Despite displaying no physical bruises, Beverly-Jean has a face etched with trauma as her family grapples with dark secrets passed down from one generation to the next. The lesson is that the absence of physical violence does not mean the abuse is gone.
“It’s just facing [domestic violence] with honesty, as opposed to hiding it with shame,” Chapman says. Her slow-burn approach to abuse in Village Keeper springs in part from family violence remaining a taboo subject in the Black Canadian community in Toronto’s Scarborough neighborhood where the movie is set.
“Culturally, this is just not something we speak about out loud,” she explains. “It’s impolite. It makes people uncomfortable. And that just had me wanting to make this movie even more.”
Village Keeper
Chapman adds that she deliberately chose to show Beverly-Jean’s dark emotions and paranoia after escaping an abusive marriage, rather than the domestic violence itself.

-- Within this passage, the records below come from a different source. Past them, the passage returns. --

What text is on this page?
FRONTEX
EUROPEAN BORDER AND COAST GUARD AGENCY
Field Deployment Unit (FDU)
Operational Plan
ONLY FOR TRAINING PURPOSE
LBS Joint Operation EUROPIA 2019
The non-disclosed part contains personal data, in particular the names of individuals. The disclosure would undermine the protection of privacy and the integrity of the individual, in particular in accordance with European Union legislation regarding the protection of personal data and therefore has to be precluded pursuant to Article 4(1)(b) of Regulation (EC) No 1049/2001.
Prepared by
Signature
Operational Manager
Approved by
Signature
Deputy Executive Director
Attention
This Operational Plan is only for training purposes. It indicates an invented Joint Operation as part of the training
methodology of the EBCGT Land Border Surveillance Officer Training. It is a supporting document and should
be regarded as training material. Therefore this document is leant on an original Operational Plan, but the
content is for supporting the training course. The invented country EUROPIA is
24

“We all know what those things are, what it looks like,” she insists, adding that her focus was on the aftermath of generational emotional trauma in a family. “My instinct told me being a failure is familiar, that everyone knows what it’s like to not do what you’re supposed to do anymore, and to live in the shadow of that.”

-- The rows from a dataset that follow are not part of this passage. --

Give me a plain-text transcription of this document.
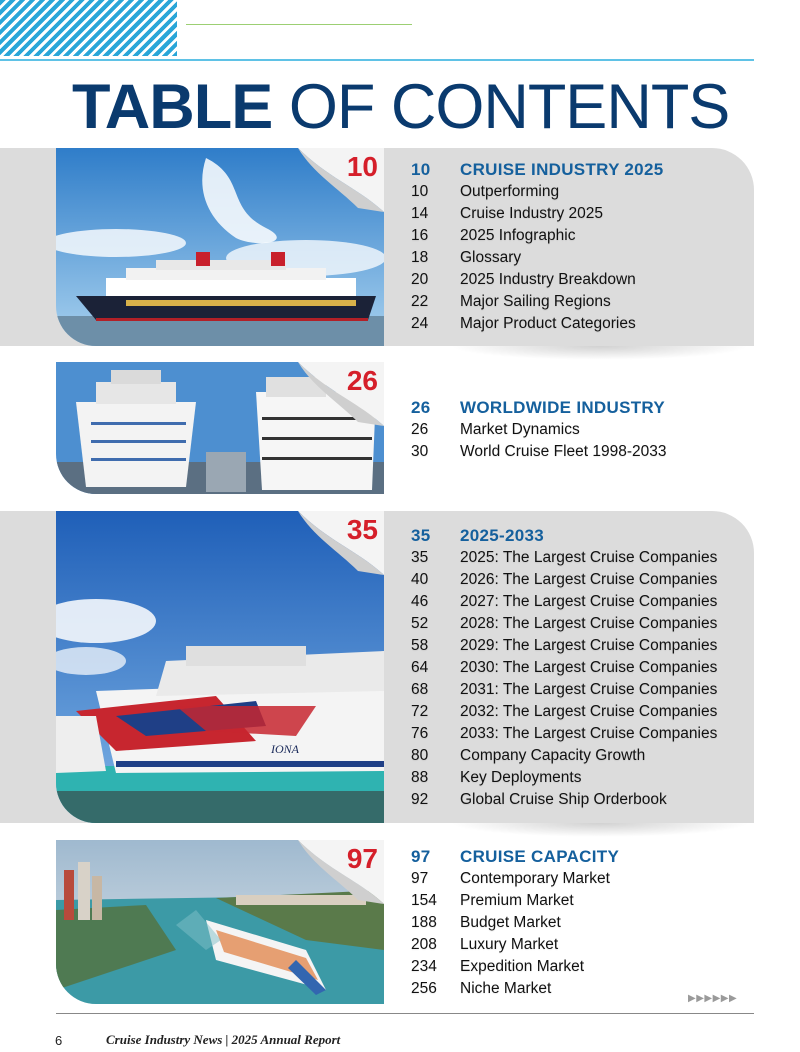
TABLE OF CONTENTS
10 10	CRUISE INDUSTRY 2025
10	Outperforming
14	Cruise Industry 2025
16	2025 Infographic
18	Glossary
20	2025 Industry Breakdown
22	Major Sailing Regions
24	Major Product Categories
26
26	WORLDWIDE INDUSTRY
26	Market Dynamics
30	World Cruise Fleet 1998-2033
IONA
35 35	2025-2033
35	2025: The Largest Cruise Companies
40	2026: The Largest Cruise Companies
46	2027: The Largest Cruise Companies
52	2028: The Largest Cruise Companies
58	2029: The Largest Cruise Companies
64	2030: The Largest Cruise Companies
68	2031: The Largest Cruise Companies
72	2032: The Largest Cruise Companies
76	2033: The Largest Cruise Companies
80	Company Capacity Growth
88	Key Deployments
92	Global Cruise Ship Orderbook
97 97	CRUISE CAPACITY
97	Contemporary Market
154	Premium Market
188	Budget Market
208	Luxury Market
234	Expedition Market
256	Niche Market
▶▶▶▶▶▶
6	Cruise Industry News | 2025 Annual Report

But Village Keeper does ultimately spear the elephant in the room. Beverly-Jean, after seeing her daughter, Tamika (Zahra Bentham), endure panic attacks and her son, Tristin (Micah Mensah-Jatoe), be accused of striking a boy at school, scrambles to end the trauma her family faces.
“Seeing Tristin with rage scares her, because he’s such a sweet kid,” Chapman says. “She knows it’s not benign. She knows it has to be dealt with right away or else it will grow into a beast.”
Chapman, a graduate of Norman Jewison’s Canadian Film Center, had her earlier short film Measure debut at the Toronto Film Festival in 2019 and win the International Hollywood Foreign Press and Residency Award at the 2020 Golden Globe Awards, which she attended. Her most recent film, the documentary Quiet Minds Silent Streets, had a world premiere at TIFF in 2022.
Chapman adds, however, that her world premiere in Toronto at the Scotiabank Theatre for Village Keeper will be tinged with sadness, as the film was inspired in part by her late mother.
Says Chapman: “I made the film because she had so much to say. ‘Make sure you make a film about me!’ She was very, very clear about that. So it will be a beautiful moment, but bittersweet.”